Human Rights Watch urged Kurdistan's government on Wednesday to ban genital cutting of women and girls, a practice the organization said is widespread and dangerous there, but which they said Kurdish officials had failed to move aggressively to stop.
Human Rights Watch, an advocacy organization based in New York, interviewed 31 girls and women last year and combined its findings with recent surveys by other organizations that found that at least 40 percent of girls and women in Iraq's Kurdistan region had undergone the procedure, which typically involves cutting off external genitalia with a dirty razor blade.
One of the studies, of about 1,400 girls and women interviewed during 2007 and 2008, found that almost 73 percent of women 14 years and older said that at least a portion of their genitals had been removed. The report criticized Kurdish lawmakers for failing to approve legislation to ban the practice, saying attempts in the past had fallen short because Kurdistan had not made the issue a priority. “Although it has not been completely inactive, its efforts have been piecemeal, low key and poorly sustained,” the report said of the Kurdish government.
During its interviews with Kurdish officials, Human Rights Watch said the government had played down the frequency of the practice, in part because of concerns about the damage the study might have on the international reputation of Kurdistan, which is generally regarded as being more Western and less socially conservative than much of the Middle East.

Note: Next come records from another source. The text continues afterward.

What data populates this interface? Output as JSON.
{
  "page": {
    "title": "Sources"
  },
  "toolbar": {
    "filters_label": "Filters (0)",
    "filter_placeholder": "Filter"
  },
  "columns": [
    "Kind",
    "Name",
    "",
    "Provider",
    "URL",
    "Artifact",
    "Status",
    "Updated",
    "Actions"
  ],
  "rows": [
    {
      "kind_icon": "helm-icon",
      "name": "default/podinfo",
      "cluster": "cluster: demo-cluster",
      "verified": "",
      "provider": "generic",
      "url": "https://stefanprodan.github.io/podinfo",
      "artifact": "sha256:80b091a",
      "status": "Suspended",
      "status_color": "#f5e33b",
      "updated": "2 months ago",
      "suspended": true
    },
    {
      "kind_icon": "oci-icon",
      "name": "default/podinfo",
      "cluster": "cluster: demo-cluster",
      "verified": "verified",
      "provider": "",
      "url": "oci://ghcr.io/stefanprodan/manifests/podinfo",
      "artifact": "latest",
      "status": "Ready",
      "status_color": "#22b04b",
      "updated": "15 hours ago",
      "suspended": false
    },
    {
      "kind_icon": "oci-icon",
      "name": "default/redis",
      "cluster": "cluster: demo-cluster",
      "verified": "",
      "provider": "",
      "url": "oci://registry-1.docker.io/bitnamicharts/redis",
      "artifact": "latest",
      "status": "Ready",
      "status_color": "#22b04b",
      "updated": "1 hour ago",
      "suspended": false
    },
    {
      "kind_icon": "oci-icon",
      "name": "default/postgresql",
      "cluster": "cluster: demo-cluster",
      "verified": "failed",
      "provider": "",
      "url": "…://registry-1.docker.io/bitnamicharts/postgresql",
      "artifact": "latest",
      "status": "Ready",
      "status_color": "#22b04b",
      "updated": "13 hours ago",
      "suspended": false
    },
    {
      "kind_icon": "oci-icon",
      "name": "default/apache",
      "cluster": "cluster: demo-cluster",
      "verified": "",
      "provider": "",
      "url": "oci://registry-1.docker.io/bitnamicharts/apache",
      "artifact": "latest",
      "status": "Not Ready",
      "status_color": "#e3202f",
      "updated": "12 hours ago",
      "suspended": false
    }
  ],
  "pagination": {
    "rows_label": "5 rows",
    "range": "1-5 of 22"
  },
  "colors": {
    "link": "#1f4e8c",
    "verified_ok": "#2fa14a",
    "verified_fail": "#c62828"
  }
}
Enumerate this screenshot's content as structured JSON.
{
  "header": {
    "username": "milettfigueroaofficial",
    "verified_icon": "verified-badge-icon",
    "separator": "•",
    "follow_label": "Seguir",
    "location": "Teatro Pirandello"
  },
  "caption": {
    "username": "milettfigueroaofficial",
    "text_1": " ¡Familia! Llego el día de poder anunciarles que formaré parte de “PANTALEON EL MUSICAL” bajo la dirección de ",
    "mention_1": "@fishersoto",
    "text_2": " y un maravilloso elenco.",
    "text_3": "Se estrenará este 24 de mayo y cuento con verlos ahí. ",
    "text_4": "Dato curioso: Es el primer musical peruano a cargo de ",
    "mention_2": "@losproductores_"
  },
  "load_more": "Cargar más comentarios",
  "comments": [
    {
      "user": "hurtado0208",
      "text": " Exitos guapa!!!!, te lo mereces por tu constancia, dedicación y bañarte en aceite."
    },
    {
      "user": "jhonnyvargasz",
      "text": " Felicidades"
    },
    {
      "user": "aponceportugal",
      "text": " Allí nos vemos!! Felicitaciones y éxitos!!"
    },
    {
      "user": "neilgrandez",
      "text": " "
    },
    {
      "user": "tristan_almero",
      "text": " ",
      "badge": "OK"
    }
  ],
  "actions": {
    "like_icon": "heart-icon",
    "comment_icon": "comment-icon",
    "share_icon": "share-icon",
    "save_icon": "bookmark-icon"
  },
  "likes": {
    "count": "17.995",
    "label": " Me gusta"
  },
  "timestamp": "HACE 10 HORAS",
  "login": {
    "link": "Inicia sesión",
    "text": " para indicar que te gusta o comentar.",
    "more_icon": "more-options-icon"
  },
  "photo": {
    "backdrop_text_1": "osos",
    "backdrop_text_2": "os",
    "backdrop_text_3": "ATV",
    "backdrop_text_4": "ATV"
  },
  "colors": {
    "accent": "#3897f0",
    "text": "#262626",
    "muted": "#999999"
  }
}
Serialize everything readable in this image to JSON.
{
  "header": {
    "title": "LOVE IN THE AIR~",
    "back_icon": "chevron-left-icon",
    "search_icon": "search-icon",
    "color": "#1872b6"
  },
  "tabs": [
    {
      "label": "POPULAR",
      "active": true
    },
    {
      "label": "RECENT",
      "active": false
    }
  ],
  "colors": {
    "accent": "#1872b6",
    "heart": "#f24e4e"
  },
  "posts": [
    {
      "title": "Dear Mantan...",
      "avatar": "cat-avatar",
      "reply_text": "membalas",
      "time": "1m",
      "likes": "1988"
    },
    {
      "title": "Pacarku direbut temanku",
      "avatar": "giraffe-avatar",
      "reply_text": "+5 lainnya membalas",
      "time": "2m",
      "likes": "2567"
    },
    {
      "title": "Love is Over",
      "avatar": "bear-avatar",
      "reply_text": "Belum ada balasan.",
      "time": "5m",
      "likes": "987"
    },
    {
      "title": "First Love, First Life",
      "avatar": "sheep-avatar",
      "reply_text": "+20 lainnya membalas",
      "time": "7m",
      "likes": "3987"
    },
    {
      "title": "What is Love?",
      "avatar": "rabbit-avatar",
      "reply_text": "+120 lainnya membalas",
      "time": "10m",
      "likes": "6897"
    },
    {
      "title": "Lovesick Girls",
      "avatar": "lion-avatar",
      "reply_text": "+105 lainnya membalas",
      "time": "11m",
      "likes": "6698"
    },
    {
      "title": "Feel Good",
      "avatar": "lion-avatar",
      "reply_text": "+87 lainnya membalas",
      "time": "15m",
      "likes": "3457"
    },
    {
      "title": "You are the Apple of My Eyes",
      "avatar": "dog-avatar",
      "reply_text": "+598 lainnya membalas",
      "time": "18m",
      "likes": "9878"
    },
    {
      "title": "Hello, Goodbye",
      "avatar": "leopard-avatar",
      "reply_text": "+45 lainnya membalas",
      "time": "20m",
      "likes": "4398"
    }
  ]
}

Human Rights Watch “was told that the rates of female genital mutilation were not significant and that organizations working to combat this practice had other ‘interests,' such as tarnishing the reputation of Kurdistan,” the report said.The Kurdish government does not collect its own data on genital cutting.
Mariwan Naqshbandi, a spokesman for Kurdistan's Ministry of Endowment and Religious Affairs, dismissed the study, saying that it had distorted reality and that Kurdistan had “issues far more important” to confront. “The report is extremely exaggerated,” he said. “It is so unfair. It relied solely on some local reports. It relied on rumors.”He added: “Circumcision exists as an isolated occurrence, rather than as a phenomenon in Kurdistan. It only exists in certain places.”
Human Rights Watch said Kurdish girls and women described genital cutting as being physically painful and psychologically scarring. “Girls undergoing the procedure are forcefully held down, their legs pried apart, and part of their genitalia cut off with a razor blade,” the report said. “Often the same blade is used to cut several girls. No anesthesia is applied beforehand and if anything at all is applied to the open wound afterwards, it is water, herbs, cooking oil or ashes.”
In addition to wounds caused to women, risks include an increase in the rate of stillbirths and in the occurrence of babies with low birth weight, the report said. It is not clear how common genital cutting is in the rest of Iraq, because it has not been the subject of a comprehensive study.